5° Domingo da Quaresma

Rezamos no 5º Domingo da Quaresma a ressurreição de Lázaro (Jo 11,1-45). É o último sinal de Jesus, antes de sua morte. A intenção da narrativa é revelar a sua pessoa como a ressurreição e a vida. Quem crê nele tem a vida. Sua ressurreição é penhor da nossa. Jesus tira-nos do túmulo do pecado, desata as faixas que nos impedem de andar e cria-nos novamente pelo Espírito.

Em três domingos seguidos nessa Quaresma refletimos sobre o nosso Batismo, em cada um deles, com a indicação de uma verdade. No 3º domingo, Cristo se apresentou como a fonte de água viva da qual devemos beber. O Batismo é um mergulho na vida de Deus. Domingo passado, Jesus se revelou como a luz para nos libertar do poder das trevas. No Batismo recebemos a luz de Cristo. Neste domingo, Cristo se apresenta como a ressurreição e a vida. No Batismo, Ele nos chamou da morte para a vida, das trevas para a luz.

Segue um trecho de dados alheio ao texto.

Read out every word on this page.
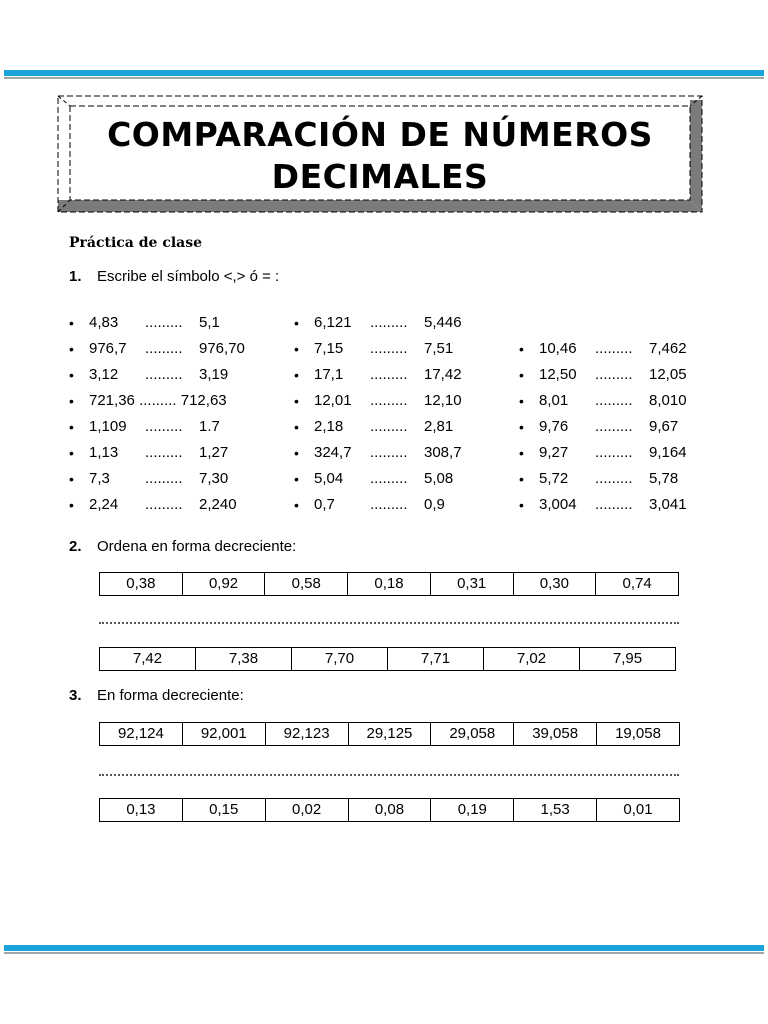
COMPARACIÓN DE NÚMEROS
DECIMALES
Práctica de clase
1. Escribe el símbolo <,> ó = :
• 4,83 ......... 5,1
• 976,7 ......... 976,70
• 3,12 ......... 3,19
• 721,36 ......... 712,63
• 1,109 ......... 1.7
• 1,13 ......... 1,27
• 7,3 ......... 7,30
• 2,24 ......... 2,240
• 6,121 ......... 5,446
• 7,15 ......... 7,51
• 17,1 ......... 17,42
• 12,01 ......... 12,10
• 2,18 ......... 2,81
• 324,7 ......... 308,7
• 5,04 ......... 5,08
• 0,7 ......... 0,9
• 10,46 ......... 7,462
• 12,50 ......... 12,05
• 8,01 ......... 8,010
• 9,76 ......... 9,67
• 9,27 ......... 9,164
• 5,72 ......... 5,78
• 3,004 ......... 3,041
2. Ordena en forma decreciente:
0,38	0,92	0,58	0,18	0,31	0,30	0,74
7,42	7,38	7,70	7,71	7,02	7,95
3. En forma decreciente:
92,124	92,001	92,123	29,125	29,058	39,058	19,058
0,13	0,15	0,02	0,08	0,19	1,53	0,01
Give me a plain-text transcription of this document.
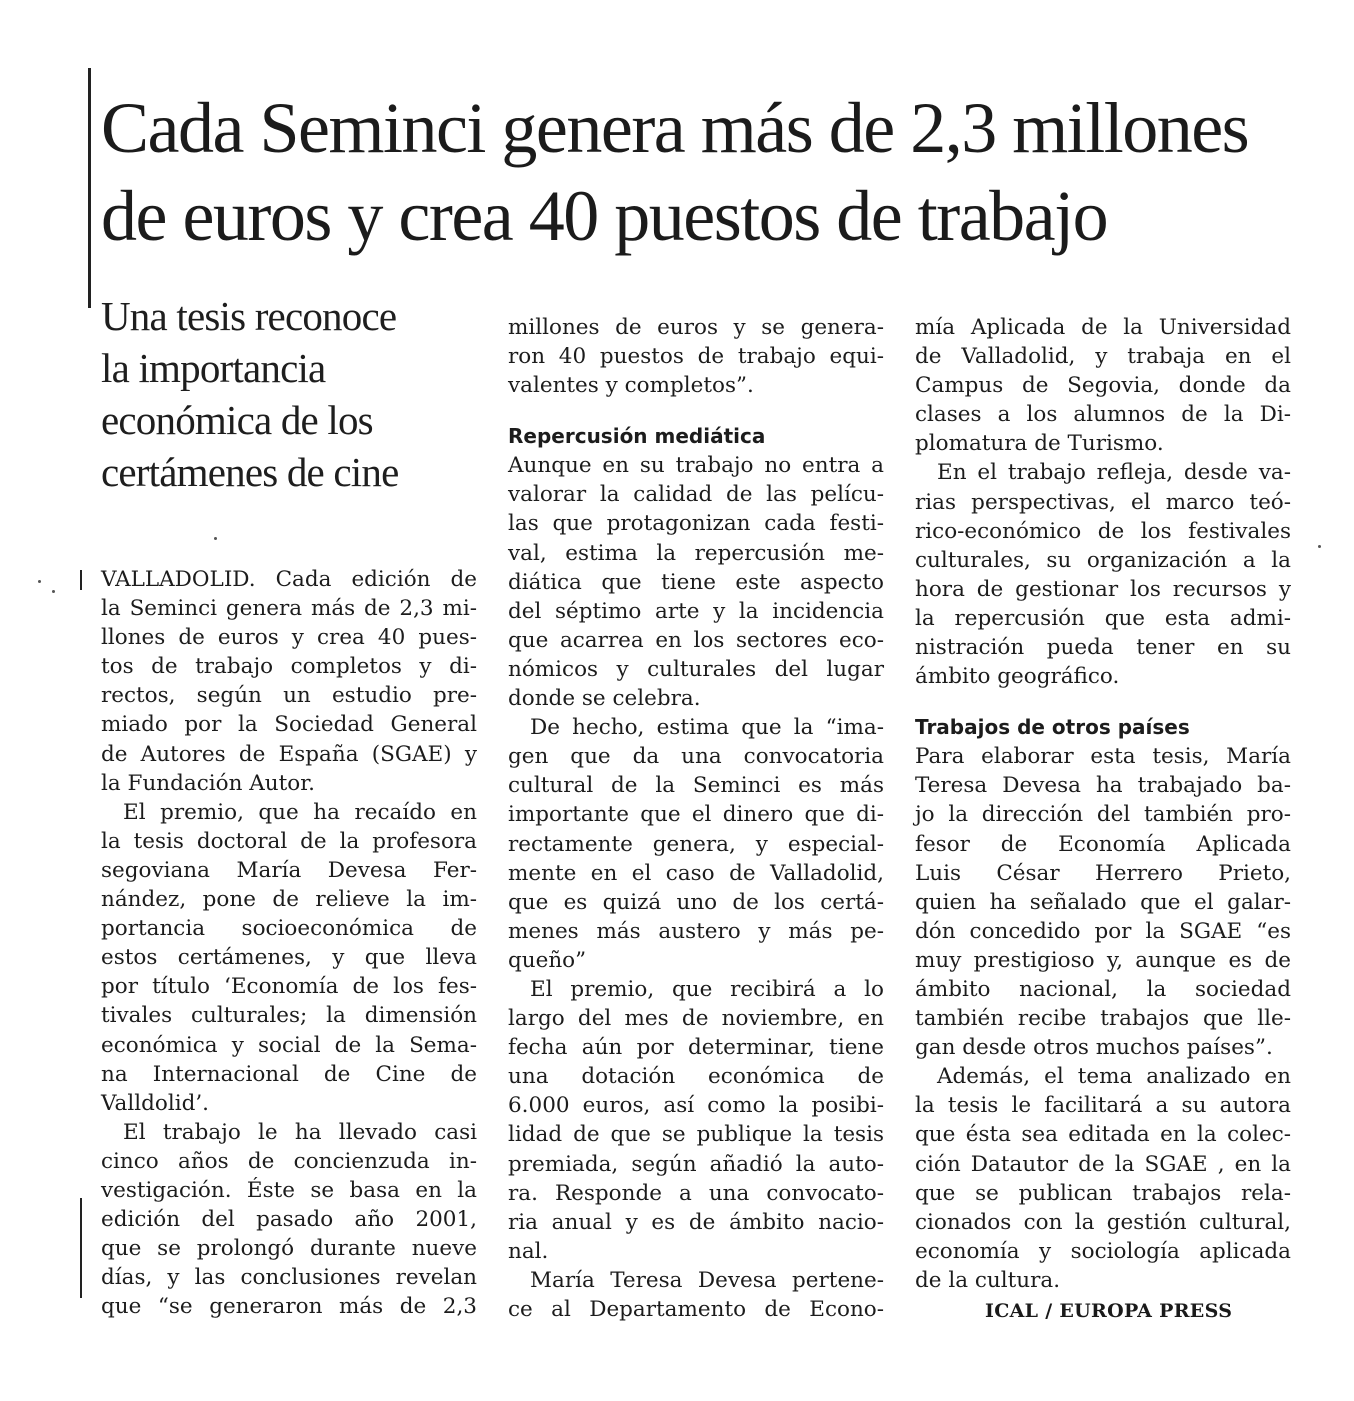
Cada Seminci genera más de 2,3 millones
de euros y crea 40 puestos de trabajo
Una tesis reconoce
la importancia
económica de los
certámenes de cine
VALLADOLID. Cada edición de
la Seminci genera más de 2,3 mi-
llones de euros y crea 40 pues-
tos de trabajo completos y di-
rectos, según un estudio pre-
miado por la Sociedad General
de Autores de España (SGAE) y
la Fundación Autor.
El premio, que ha recaído en
la tesis doctoral de la profesora
segoviana María Devesa Fer-
nández, pone de relieve la im-
portancia socioeconómica de
estos certámenes, y que lleva
por título ‘Economía de los fes-
tivales culturales; la dimensión
económica y social de la Sema-
na Internacional de Cine de
Valldolid’.
El trabajo le ha llevado casi
cinco años de concienzuda in-
vestigación. Éste se basa en la
edición del pasado año 2001,
que se prolongó durante nueve
días, y las conclusiones revelan
que “se generaron más de 2,3
millones de euros y se genera-
ron 40 puestos de trabajo equi-
valentes y completos”.
Repercusión mediática
Aunque en su trabajo no entra a
valorar la calidad de las pelícu-
las que protagonizan cada festi-
val, estima la repercusión me-
diática que tiene este aspecto
del séptimo arte y la incidencia
que acarrea en los sectores eco-
nómicos y culturales del lugar
donde se celebra.
De hecho, estima que la “ima-
gen que da una convocatoria
cultural de la Seminci es más
importante que el dinero que di-
rectamente genera, y especial-
mente en el caso de Valladolid,
que es quizá uno de los certá-
menes más austero y más pe-
queño”
El premio, que recibirá a lo
largo del mes de noviembre, en
fecha aún por determinar, tiene
una dotación económica de
6.000 euros, así como la posibi-
lidad de que se publique la tesis
premiada, según añadió la auto-
ra. Responde a una convocato-
ria anual y es de ámbito nacio-
nal.
María Teresa Devesa pertene-
ce al Departamento de Econo-
mía Aplicada de la Universidad
de Valladolid, y trabaja en el
Campus de Segovia, donde da
clases a los alumnos de la Di-
plomatura de Turismo.
En el trabajo refleja, desde va-
rias perspectivas, el marco teó-
rico-económico de los festivales
culturales, su organización a la
hora de gestionar los recursos y
la repercusión que esta admi-
nistración pueda tener en su
ámbito geográfico.
Trabajos de otros países
Para elaborar esta tesis, María
Teresa Devesa ha trabajado ba-
jo la dirección del también pro-
fesor de Economía Aplicada
Luis César Herrero Prieto,
quien ha señalado que el galar-
dón concedido por la SGAE “es
muy prestigioso y, aunque es de
ámbito nacional, la sociedad
también recibe trabajos que lle-
gan desde otros muchos países”.
Además, el tema analizado en
la tesis le facilitará a su autora
que ésta sea editada en la colec-
ción Datautor de la SGAE , en la
que se publican trabajos rela-
cionados con la gestión cultural,
economía y sociología aplicada
de la cultura.
ICAL / EUROPA PRESS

Jesus se comove de amor por cada um de nós, levantando-nos das quedas com o seu perdão.

Somos constantemente seduzidos pelo pecado que tira a nossa liberdade. Como a Lázaro, Jesus exclama com voz forte a cada um de nós: “Vem para fora!” De quantas coisas precisamos ser desatados? Cada um pode fazer a sua lista: orgulho, avareza, inveja, ira, impureza, gula, preguiça, indiferença, mentira, mediocridade, egoísmo, afeições desordenadas ...

A Quaresma e a Páscoa salientam de modo mais intenso o mistério pascal, que é atual na medida em que opera algo em nós. Esses tempos litúrgicos ajudam a celebrar a vida que Deus nos oferece em Jesus: Ele é o Senhor que nos conduz.

Ezequiel 37,12-14 narra uma de suas visões. Ele vê o povo de Israel, vencido e desanimado no exílio, como um monte de ossos secos. Deus age e faz o povo voltar à vida.

Em Romanos 8,8-11, Paulo fala do Espírito que dá a vida. Quem se deixa guiar por Deus tem a vida.

Deixar-se guiar por Deus é orientar a existência para a plenitude. O nosso coração foi feito para estar em sintonia e união com o Senhor. Quando o excluímos de nosso horizonte, excluímos o próprio horizonte.

É preciso deixar-se iluminar pelo Espírito de Jesus. Assim experimentamos a libertação das amarras do pecado, saímos do túmulo do medo, do desânimo e da morte. O Espírito gera a vida em nós. Quando deixamos o Espírito nos guiar, podemos também oferecer a vida aos outros.

“Eu sou a ressurreição e a vida. Quem crê em mim, mesmo que morra, viverá. E todo aquele que vive e crê em mim não morrerá jamais. Crês isto?” (Jo 11,25-26). Que essa afirmação e pergunta de Jesus, dirigidas a Marta, ressoe também no íntimo de cada um de nós.

Dom Paulo Roberto Beloto, Bispo Diocesano.